11Die Klägerin beantragt,
12die Beklagte unter Aufhebung ihres Bescheides vom 30.10.2013 zu verpflichten, sie in den deutschen Staatsverband einzubürgern.
13Die Beklagte beantragt,
14die Klage abzuweisen.
15Sie verteidigt den angegriffenen Bescheid.
16E n t s c h e i d u n g s g r ü n d e
17Die Klage hat keinen Erfolg.
18Dabei geht das Gericht von der Zulässigkeit der Klage auch mit Blick auf die einmonatige Klagefrist aus (§ 74 VwGO), nachdem der Ablehnungsbescheid am 31.10.2013 zur Post gegeben wurde - es folgten ein gesetzlicher Feiertag und ein Wochenende - und die Klageschrift sodann am 04.12.2013 bei Gericht einging,
19zum Meinungsstand bezüglich der Fristberechnung in derartigen Fällen vgl. Kopp, VwVfG, 14. Aufl., § 41 Rn. 42 m.w.N.
20Die Klage ist - bei zugunsten der Klägerin unterstellter Zulässigkeit - jedenfalls unbegründet.
21Die Ablehnung des Antrags auf Einbürgerung in den deutschen Staatsverband ist rechtmäßig und verletzt die Klägerin nicht in ihren Rechten (§ 113 Abs. 5 Satz 1 VwGO); die Klägerin hat keinen Anspruch auf Einbürgerung nach § 10 Abs. 1 StAG.
22Der Einbürgerung steht die Vorschrift des § 11 Satz 1 Nr. 1 StAG entgegen. Danach ist die Einbürgerung u. a. ausgeschlossen, wenn tatsächliche Anhaltspunkte die Annahme rechtfertigen, dass der Ausländer Bestrebungen verfolgt oder unterstützt oder verfolgt oder unterstützt hat, die durch die Anwendung von Gewalt oder darauf gerichtete Vorbereitungshandlungen auswärtige Belange der Bundesrepublik Deutschland gefährden, es sei denn, der Ausländer macht glaubhaft, dass er sich von der früheren Verfolgung oder Unterstützung derartiger Bestrebungen abgewandt hat.

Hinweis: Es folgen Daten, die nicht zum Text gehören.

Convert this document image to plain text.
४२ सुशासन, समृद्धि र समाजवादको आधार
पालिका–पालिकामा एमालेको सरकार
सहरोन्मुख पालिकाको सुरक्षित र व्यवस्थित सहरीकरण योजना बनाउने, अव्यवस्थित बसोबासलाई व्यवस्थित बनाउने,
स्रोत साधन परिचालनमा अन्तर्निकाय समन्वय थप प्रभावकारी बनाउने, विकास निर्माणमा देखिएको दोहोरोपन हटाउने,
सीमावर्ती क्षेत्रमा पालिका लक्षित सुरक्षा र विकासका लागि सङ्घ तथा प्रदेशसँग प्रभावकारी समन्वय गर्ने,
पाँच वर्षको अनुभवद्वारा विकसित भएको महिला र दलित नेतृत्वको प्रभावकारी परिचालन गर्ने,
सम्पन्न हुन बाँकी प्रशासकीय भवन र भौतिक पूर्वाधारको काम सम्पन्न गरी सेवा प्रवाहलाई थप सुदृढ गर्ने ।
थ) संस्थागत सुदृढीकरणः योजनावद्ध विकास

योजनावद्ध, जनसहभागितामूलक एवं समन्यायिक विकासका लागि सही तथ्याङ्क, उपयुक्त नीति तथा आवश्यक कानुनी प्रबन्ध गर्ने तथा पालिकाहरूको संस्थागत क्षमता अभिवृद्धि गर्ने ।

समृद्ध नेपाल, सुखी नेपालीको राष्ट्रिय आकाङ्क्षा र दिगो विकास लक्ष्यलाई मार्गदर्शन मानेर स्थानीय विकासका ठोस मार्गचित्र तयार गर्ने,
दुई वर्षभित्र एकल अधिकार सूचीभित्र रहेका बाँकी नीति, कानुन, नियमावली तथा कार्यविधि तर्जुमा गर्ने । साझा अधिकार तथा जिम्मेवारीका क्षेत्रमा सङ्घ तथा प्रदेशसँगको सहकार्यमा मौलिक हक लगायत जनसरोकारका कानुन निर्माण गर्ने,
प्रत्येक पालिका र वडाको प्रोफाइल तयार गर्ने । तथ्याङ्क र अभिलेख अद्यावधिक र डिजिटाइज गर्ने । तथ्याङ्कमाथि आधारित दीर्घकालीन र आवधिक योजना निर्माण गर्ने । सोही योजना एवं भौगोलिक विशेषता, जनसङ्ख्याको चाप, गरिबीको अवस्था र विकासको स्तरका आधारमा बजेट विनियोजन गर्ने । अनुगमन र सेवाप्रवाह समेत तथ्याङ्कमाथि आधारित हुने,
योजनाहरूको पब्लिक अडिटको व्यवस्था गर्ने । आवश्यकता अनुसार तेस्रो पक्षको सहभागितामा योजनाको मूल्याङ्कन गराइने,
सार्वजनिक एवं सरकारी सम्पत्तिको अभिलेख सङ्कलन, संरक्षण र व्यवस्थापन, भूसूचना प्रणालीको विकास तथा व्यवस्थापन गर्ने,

23Bestrebungen, die durch Anwendung von Gewalt oder darauf gerichtete Vorbereitungshandlungen auswärtige Belange der Bundesrepublik Deutschland gefährden, sind solche politisch bestimmten, ziel- und zweckgerichteten Verhaltensweisen in einem oder für einen Personenzusammenschluss, der darauf gerichtet ist, Gewalt als Mittel der Durchsetzung seiner politischen Belange einzusetzen. Es werden nicht nur gewaltanwendende oder vorbereitende Bestrebungen gegen Personen oder Sachen im Bundesgebiet oder außerhalb des Bundesgebietes gegen Deutsche oder deutsche Einrichtungen erfasst, sondern auch die Anwendung von Gewalt außerhalb des Bundesgebietes gegen Nichtdeutsche. Bei einer exilpolitischen Betätigung muss die Eignung hinzutreten, die Beziehung der Bundesrepublik Deutschland zu einem ausländischen Staat zu belasten oder zu beeinträchtigen.
24Vgl. BVerwG, Urt. vom 20. März 2012 – 5 C 1/11 – juris Rdnr. 17.

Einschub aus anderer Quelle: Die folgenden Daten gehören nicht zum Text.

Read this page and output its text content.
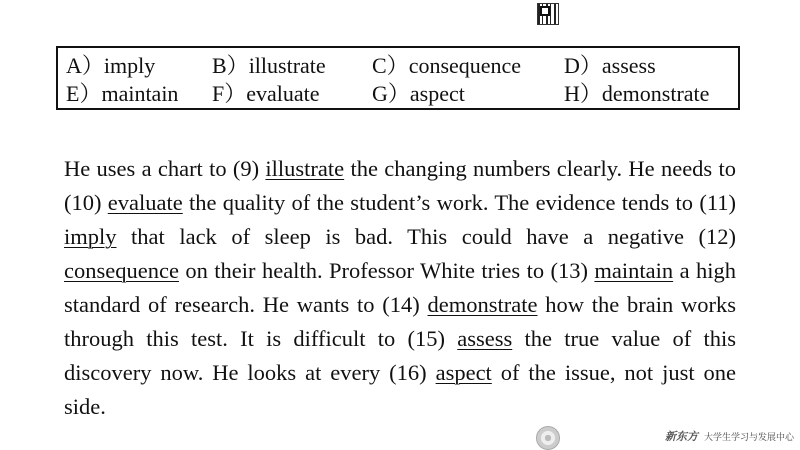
A）imply	B）illustrate C）consequence D）assess
E）maintain F）evaluate G）aspect	H）demonstrate

He uses a chart to (9) illustrate the changing numbers clearly. He needs to (10) evaluate the quality of the student’s work. The evidence tends to (11) imply that lack of sleep is bad. This could have a negative (12) consequence on their health. Professor White tries to (13) maintain a high standard of research. He wants to (14) demonstrate how the brain works through this test. It is difficult to (15) assess the true value of this discovery now. He looks at every (16) aspect of the issue, not just one side.

新东方 大学生学习与发展中心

25Unterstützen ist jede Handlung des Ausländers, die für Bestrebungen im Sinne des § 11 Satz 1 Nr. 1 StAG objektiv vorteilhaft ist, d. h. sich in irgendeiner Weise für diese positiv auswirkt. Dazu zählen auch etwa öffentliche oder nichtöffentliche Befürwortungen entsprechender Bestrebungen, die Gewährung finanzieller Unterstützung (Spenden; Mitgliedsbeiträge) oder die Teilnahme an Aktivitäten zur Verfolgung oder Durchsetzung der genannten Ziele,
26vgl. VG Köln, Urteil vom 05.07.2006 - 10 K 6915/05 -; Berlit in: Gemeinschaftskommentar zum Staatsangehörigkeitsrecht, Stand: August 2011, § 11 StAG Rdnr. 96 mit weiterem Nachweis.
27Die Unterstützung muss als solche für den Ausländer erkennbar sein. Er muss zudem zum Vorteil der genannten Bestrebung handeln wollen.
28vgl. BVerwG, Urteil vom 22.02.2007 - 5 C 20.05 -, BVerwGE 128, 140.
29Der Ausschlussgrund der Unterstützung von Bestrebungen im Sinne des § 11 Satz 1 Nr. 1 StAG führt zu einer Vorverlagerung des Sicherheitsschutzes. Es genügt der durch konkrete Tatsachen begründete Verdacht einer solchen Unterstützung. Eines Nachweises, dass es zu einer Unterstützung derartiger Bestrebungen gekommen ist, bedarf es nicht. Ebenso wenig ist erforderlich, dass das Verhalten des Ausländers tatsächlich Erfolg hatte oder für einen Erfolg ursächlich war. Das Verhalten, dessen der Ausländer verdächtigt ist, muss für den Fall, dass sich der Verdacht bestätigt, ein Unterstützen im Sinne des § 11 Satz 1 Nr. 1 StAG darstellen.
30Vgl. BVerwG, Urt. vom 20. März 2012 – 5 C 1/11 – juris Rdnr. 19 f.; Urt. vom 2. Dezember 2009 – 5 C 24/08 – juris Rdnr. 15; Urt. vom 22. Februar 2007 – 5 C 21/06 – juris Rdnr. 16; Urt. vom 22. Februar 2007 – 5 C 20/05 – juris Rdnr. 19.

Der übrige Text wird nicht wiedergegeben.